Describe the feature

workflow_ocr provides a sane default of options/arguments for processing ocr (easy to use, which is good). But there are cases where those limited options are not enough. E.g. I want to rotate pages sometimes, which can be done by ocrmypdf but workflow_ocr does not provide an option for this. I also don't think it would make sense to add an additional option for each possible use case.

My idea would be to allow an advanced option so that a user can pass additional arguments to ocrmypdf as "per workflow" setting (free text).
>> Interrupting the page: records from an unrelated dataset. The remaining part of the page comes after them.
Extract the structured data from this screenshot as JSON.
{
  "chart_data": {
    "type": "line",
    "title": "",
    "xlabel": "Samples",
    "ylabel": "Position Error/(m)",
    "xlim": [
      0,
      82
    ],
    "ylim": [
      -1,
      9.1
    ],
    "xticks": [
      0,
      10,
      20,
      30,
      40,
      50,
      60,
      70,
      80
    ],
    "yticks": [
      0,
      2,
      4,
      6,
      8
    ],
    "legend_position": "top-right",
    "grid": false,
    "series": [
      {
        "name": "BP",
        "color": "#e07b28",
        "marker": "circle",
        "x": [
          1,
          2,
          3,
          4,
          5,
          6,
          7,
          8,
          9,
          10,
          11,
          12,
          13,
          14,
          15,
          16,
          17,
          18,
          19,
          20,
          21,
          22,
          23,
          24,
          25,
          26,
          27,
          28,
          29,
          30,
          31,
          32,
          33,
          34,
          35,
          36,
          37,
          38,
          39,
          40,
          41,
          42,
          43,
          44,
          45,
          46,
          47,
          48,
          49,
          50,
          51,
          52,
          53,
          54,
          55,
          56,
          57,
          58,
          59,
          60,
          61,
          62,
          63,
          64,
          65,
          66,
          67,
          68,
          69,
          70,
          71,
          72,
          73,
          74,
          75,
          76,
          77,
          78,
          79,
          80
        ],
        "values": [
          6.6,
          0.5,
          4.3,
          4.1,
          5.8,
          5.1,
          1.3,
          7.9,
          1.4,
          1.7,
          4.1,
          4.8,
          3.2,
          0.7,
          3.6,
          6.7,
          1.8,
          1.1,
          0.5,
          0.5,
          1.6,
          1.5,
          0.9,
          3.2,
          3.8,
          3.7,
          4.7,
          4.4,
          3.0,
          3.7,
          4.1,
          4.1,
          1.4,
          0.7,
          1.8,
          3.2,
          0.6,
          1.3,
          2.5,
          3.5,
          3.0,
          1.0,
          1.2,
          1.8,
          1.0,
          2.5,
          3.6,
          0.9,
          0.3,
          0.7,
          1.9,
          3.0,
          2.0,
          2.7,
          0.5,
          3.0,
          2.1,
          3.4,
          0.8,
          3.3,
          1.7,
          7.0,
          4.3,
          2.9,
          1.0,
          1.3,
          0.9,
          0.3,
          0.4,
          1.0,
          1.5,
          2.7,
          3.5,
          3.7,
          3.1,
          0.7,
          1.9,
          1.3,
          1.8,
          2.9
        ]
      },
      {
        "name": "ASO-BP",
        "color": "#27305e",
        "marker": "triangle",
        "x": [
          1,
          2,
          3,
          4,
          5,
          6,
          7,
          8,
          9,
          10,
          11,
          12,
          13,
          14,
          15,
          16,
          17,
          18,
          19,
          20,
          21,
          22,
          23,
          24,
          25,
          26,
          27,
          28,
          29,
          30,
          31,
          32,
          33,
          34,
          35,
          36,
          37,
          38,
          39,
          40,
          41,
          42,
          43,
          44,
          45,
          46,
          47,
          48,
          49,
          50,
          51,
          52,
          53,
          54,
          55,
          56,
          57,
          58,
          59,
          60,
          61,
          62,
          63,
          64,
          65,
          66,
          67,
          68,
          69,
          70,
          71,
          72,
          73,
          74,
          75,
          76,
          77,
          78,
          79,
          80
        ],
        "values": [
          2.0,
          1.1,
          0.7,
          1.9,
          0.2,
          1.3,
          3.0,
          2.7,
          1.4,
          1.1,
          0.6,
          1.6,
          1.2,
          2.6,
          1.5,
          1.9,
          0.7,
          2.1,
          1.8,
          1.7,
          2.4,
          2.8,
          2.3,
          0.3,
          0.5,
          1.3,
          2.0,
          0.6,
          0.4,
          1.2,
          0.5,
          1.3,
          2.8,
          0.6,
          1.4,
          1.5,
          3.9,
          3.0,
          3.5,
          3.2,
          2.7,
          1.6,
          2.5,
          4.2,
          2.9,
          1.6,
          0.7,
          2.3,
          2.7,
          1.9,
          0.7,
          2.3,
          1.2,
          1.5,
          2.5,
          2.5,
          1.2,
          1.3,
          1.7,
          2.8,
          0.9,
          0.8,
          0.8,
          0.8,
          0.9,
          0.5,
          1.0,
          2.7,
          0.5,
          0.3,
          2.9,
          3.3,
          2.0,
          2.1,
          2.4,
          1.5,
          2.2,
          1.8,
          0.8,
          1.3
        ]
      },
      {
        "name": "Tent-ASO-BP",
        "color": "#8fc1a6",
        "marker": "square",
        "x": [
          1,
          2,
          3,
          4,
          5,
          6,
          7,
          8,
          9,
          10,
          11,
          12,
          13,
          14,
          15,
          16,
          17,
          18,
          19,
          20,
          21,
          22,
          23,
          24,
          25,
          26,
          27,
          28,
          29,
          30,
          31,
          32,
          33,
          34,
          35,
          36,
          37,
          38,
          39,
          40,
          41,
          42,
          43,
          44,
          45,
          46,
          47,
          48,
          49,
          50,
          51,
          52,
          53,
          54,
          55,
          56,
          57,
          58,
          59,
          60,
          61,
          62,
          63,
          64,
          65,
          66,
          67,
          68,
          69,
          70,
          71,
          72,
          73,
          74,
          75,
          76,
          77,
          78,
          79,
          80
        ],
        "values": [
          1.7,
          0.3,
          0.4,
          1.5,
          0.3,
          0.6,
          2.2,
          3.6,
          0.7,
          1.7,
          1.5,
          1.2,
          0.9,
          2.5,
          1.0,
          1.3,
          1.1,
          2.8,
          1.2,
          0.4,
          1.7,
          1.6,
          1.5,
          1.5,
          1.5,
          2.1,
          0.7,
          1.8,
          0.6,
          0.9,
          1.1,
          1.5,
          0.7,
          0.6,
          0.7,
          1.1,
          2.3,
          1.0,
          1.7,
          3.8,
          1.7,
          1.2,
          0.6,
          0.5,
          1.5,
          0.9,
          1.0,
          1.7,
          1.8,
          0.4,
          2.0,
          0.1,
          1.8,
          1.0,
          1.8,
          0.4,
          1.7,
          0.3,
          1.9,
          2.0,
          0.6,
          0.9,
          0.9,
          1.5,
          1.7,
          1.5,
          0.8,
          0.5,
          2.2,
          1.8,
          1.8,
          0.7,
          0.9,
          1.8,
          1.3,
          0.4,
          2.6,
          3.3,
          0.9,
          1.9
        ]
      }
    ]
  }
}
Thus, for additional rotation you could add:

-r --rotate-pages-threshold 8

Of course passing wrong arguments could break the workflow... thus, an advanced option which is disabled by default.

At least this would be a "clean" possibility to cover individual needs without overloading the available options.

R0Wi commented 1 week ago

I like this idea :+1: This would also give more flexibility to an admin who knows the exact version of the ocrmypdf being installed on the system, so that he could for example use commandline parameters which are only available in more recent versions.

I guess from a security point of view we should ensure that no malicious code can be injected. For example a parameter like rm -rf / should not be accepted (but would probably raise an error anyways since we pass it to ocrmypdf as params) :smile:

@bahnwaerter any thoughts?